結果は、面白いほど明確な違いになりました。土を入れ替えた本体は、次々と葉が出て、次々と蕾が生まれて、次々と花が咲きました。ところがもともとの土に挿し木したものは、小さな葉が2枚出て、その間に小さな蕾ができて、それが咲いて、おしまい。そのあとは小さな小さな葉が2,3枚出たかな、ぐらいで、一本の棒が突っ立っているかのようです。かわいそうなので、この棒のようなハイビスカスも新しい土に植え替えてあげようと思います。土壌って大事!!


前回の記事で、7月に洋書を3冊買った、と書きました。そのうちの1冊のレジュメを作成している最中ですが、仕上げでもたついて、どうしようかと考えながら本屋で涼んでいたとき、目に飛び込んできた本がありました。

1冊は1990年初版の翻訳書で、2001年に別の出版社で文庫として出た作品。近未来のディストピア小説で、不気味さが漂います。この作品、内容が異様だし、訳文はわたしのリズムと違って気になるところが多いのですが、不思議と読むのをやめられない。心地悪いのに読み続けられるというのは何なんでしょう。原著が出版された当時、かなりの話題になってさまざまな賞を受賞したそうですから、作品としては評価が高いようです。
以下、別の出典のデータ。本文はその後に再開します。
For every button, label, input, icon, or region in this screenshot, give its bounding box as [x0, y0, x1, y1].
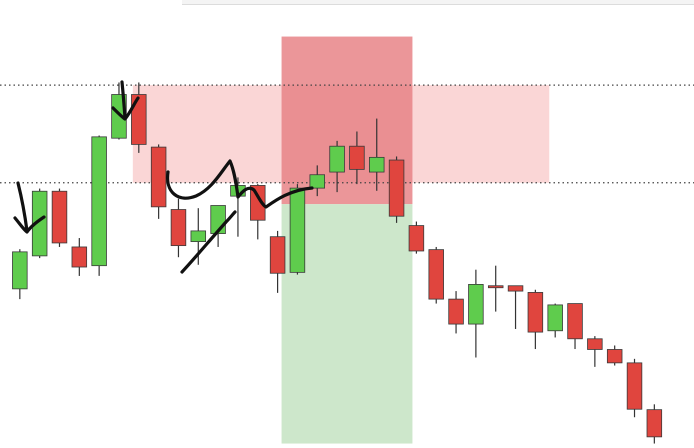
candle-body: [329, 145, 345, 173]
candle-body: [468, 284, 484, 325]
annotation-layer: [13, 80, 314, 274]
candle: [606, 345, 623, 366]
candle-body: [269, 236, 286, 274]
candle-body: [606, 349, 623, 364]
candle-body: [51, 190, 68, 244]
candle: [468, 269, 484, 358]
levels-layer: [0, 84, 694, 184]
candle: [448, 291, 464, 334]
candle: [507, 285, 524, 329]
candle: [388, 156, 405, 223]
candle-body: [91, 136, 107, 267]
candle-body: [250, 185, 266, 221]
candle: [646, 404, 663, 444]
candle-body: [289, 187, 306, 273]
candle-body: [170, 209, 187, 247]
candle: [428, 246, 444, 304]
candle: [567, 303, 583, 350]
candle-body: [626, 362, 643, 410]
candle-body: [587, 338, 603, 350]
candle: [170, 198, 187, 258]
candle-body: [507, 285, 524, 292]
candle-body: [388, 159, 405, 217]
candle: [626, 358, 643, 418]
candle-body: [646, 409, 663, 438]
candle-body: [487, 285, 504, 289]
candle-body: [12, 251, 28, 290]
candle-body: [369, 156, 385, 173]
candle: [547, 303, 563, 338]
candle-body: [547, 304, 563, 332]
candle: [131, 82, 147, 153]
candle: [51, 188, 68, 247]
hand-drawn-line: [166, 159, 314, 209]
candle-body: [71, 246, 88, 268]
candle: [369, 118, 385, 191]
candle: [408, 221, 425, 254]
candle: [289, 184, 306, 275]
candle: [12, 249, 28, 300]
candle-body: [408, 225, 425, 252]
down-arrow: [111, 80, 140, 121]
candle-body: [448, 298, 464, 325]
candle: [71, 238, 88, 276]
candle: [250, 184, 266, 240]
candle-body: [567, 303, 583, 340]
candle-body: [349, 145, 365, 170]
candle-body: [190, 230, 207, 243]
candle: [349, 131, 365, 185]
hand-drawn-line: [180, 210, 237, 274]
candle: [309, 165, 325, 197]
candle-body: [150, 146, 167, 208]
candle-body: [428, 249, 444, 300]
candle-body: [309, 174, 325, 189]
candle-body: [131, 94, 147, 145]
candle: [329, 140, 345, 193]
candle: [527, 289, 544, 350]
down-arrow: [13, 181, 46, 234]
candle: [487, 265, 504, 312]
candles-layer: [12, 82, 663, 444]
candle: [587, 336, 603, 367]
candle-body: [31, 190, 48, 257]
candle: [190, 208, 207, 265]
candle-body: [527, 292, 544, 333]
candle: [31, 188, 48, 259]
candle: [150, 144, 167, 219]
top-toolbar-strip: [182, 0, 694, 5]
candle: [91, 135, 107, 276]
candle: [269, 230, 286, 293]
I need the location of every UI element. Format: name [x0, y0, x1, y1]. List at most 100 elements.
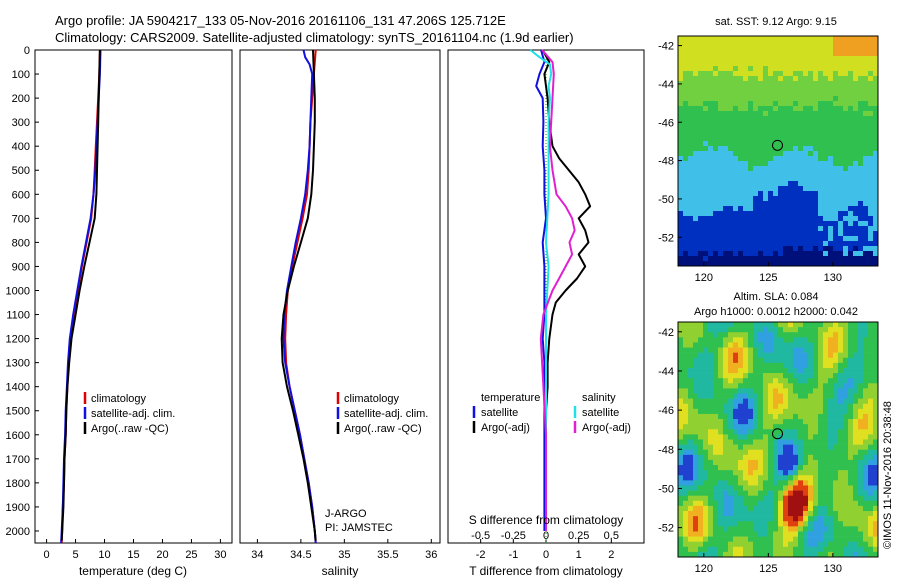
sst-map-cell	[753, 261, 759, 267]
sst-map-cell	[848, 111, 854, 117]
sst-map-cell	[813, 116, 819, 122]
sst-map-cell	[738, 96, 744, 102]
sla-map-cell	[748, 408, 754, 415]
sst-map-cell	[833, 131, 839, 137]
sst-map-cell	[728, 246, 734, 252]
sla-map-cell	[768, 383, 774, 389]
sst-map-cell	[833, 96, 839, 102]
sst-map-cell	[793, 96, 799, 102]
sst-map-cell	[693, 41, 699, 47]
sla-map-cell	[863, 490, 869, 496]
sst-map-cell	[788, 46, 794, 52]
sla-map-cell	[723, 454, 729, 461]
sla-map-cell	[853, 551, 859, 558]
sst-map-cell	[833, 136, 839, 142]
sst-map-cell	[773, 211, 779, 217]
sla-map-cell	[723, 403, 729, 410]
sla-map-cell	[843, 541, 849, 548]
sla-map-cell	[733, 444, 739, 451]
sst-map-cell	[808, 176, 814, 182]
sst-map-cell	[863, 181, 869, 187]
sla-map-cell	[853, 378, 859, 384]
sla-map-cell	[733, 531, 739, 537]
sla-map-cell	[858, 413, 864, 420]
sst-map-cell	[703, 96, 709, 102]
sst-map-cell	[698, 96, 704, 102]
sst-map-cell	[718, 41, 724, 47]
sla-map-cell	[693, 526, 699, 532]
sla-map-cell	[723, 444, 729, 451]
sst-map-cell	[718, 146, 724, 152]
sla-map-cell	[813, 490, 819, 496]
sla-map-cell	[818, 505, 824, 512]
sst-map-cell	[738, 231, 744, 237]
sst-map-cell	[773, 251, 779, 257]
sla-map-cell	[733, 480, 739, 486]
sla-map-cell	[788, 449, 794, 456]
sst-map-cell	[698, 86, 704, 92]
sla-map-cell	[688, 373, 694, 379]
sla-map-cell	[693, 398, 699, 405]
sla-map-cell	[788, 541, 794, 548]
sst-map-cell	[753, 106, 759, 112]
sla-map-cell	[753, 367, 759, 374]
sst-map-cell	[858, 191, 864, 197]
sst-map-cell	[853, 56, 859, 62]
sst-map-cell	[708, 126, 714, 132]
sla-map-cell	[743, 434, 749, 440]
sst-map-cell	[793, 216, 799, 222]
sst-map-cell	[823, 136, 829, 142]
sst-map-cell	[838, 41, 844, 47]
sst-map-cell	[763, 136, 769, 142]
sst-map-cell	[778, 246, 784, 252]
sla-map-cell	[783, 424, 789, 430]
sla-map-cell	[833, 465, 839, 471]
sst-map-cell	[778, 136, 784, 142]
sla-map-cell	[698, 531, 704, 537]
sla-map-cell	[853, 332, 859, 338]
sst-map-cell	[688, 181, 694, 187]
sst-map-cell	[778, 166, 784, 172]
sla-map-cell	[793, 541, 799, 548]
sst-map-cell	[798, 46, 804, 52]
sla-map-cell	[828, 332, 834, 338]
sst-map-cell	[773, 221, 779, 227]
sst-map-xtick-label: 120	[695, 272, 713, 284]
sst-map-cell	[843, 196, 849, 202]
sla-map-cell	[703, 342, 709, 348]
sla-map-cell	[783, 485, 789, 491]
sla-map-cell	[738, 347, 744, 353]
sla-map-cell	[748, 388, 754, 394]
sla-map-cell	[818, 357, 824, 364]
sst-map-cell	[843, 146, 849, 152]
sla-map-cell	[763, 526, 769, 532]
sst-map-cell	[693, 216, 699, 222]
sst-map-argo-marker	[772, 139, 784, 151]
sla-map-cell	[788, 378, 794, 384]
sst-map-cell	[688, 101, 694, 107]
sst-map-cell	[713, 171, 719, 177]
sla-map-cell	[743, 511, 749, 517]
sla-map-cell	[838, 495, 844, 502]
sla-map-cell	[743, 347, 749, 353]
sst-map-cell	[688, 66, 694, 72]
sst-map-cell	[803, 201, 809, 207]
sst-map-cell	[718, 196, 724, 202]
sst-map-cell	[758, 231, 764, 237]
sla-map-cell	[758, 357, 764, 364]
sst-map-cell	[698, 46, 704, 52]
sst-map-cell	[758, 76, 764, 82]
sst-map-cell	[703, 196, 709, 202]
sst-map-cell	[748, 246, 754, 252]
sst-map-cell	[833, 76, 839, 82]
sst-map-cell	[803, 41, 809, 47]
sst-map-cell	[688, 206, 694, 212]
sla-map-cell	[853, 490, 859, 496]
sst-map-cell	[693, 226, 699, 232]
sst-map-cell	[693, 91, 699, 97]
sla-map-cell	[833, 393, 839, 399]
sst-map-cell	[838, 211, 844, 217]
sst-map-cell	[748, 56, 754, 62]
sst-map-cell	[853, 156, 859, 162]
sst-map-cell	[783, 66, 789, 72]
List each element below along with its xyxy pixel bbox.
もう1冊はイタリア語で書かれたエッセーの翻訳書。でも著者はロンドン生まれで英語を母国語にするホンモノの作家なんです。イタリア語に魅せられて20年イタリア語を勉強して、ついにイタリア語でエッセーを書いたとか。まだ最初の一編しか読んでいませんが、詩的な表現に魅了されました。このまま読み進めそうです。じつは1970年代にサガンの『悲しみよこんにちは』の翻訳を読んで、生理的に合わない、と感じて以来、英語以外の言語の訳書に手が出せないでいました。このエッセーをきっかけに、読める翻訳書の幅が広がるといいのですが。

本格的に夏のシーズンに突入! 冷房の効いた部屋の中で、レジュメを書いたり、翻訳書を含めたさまざまな本を読んだりして、土づくりと種まきに励みたい、と思います。

左が伊日翻訳のエッセー『べつの言葉で』。右がディストピア小説の『侍女の物語』。『侍女…』は文庫ですが、1200円もしました。分厚いです。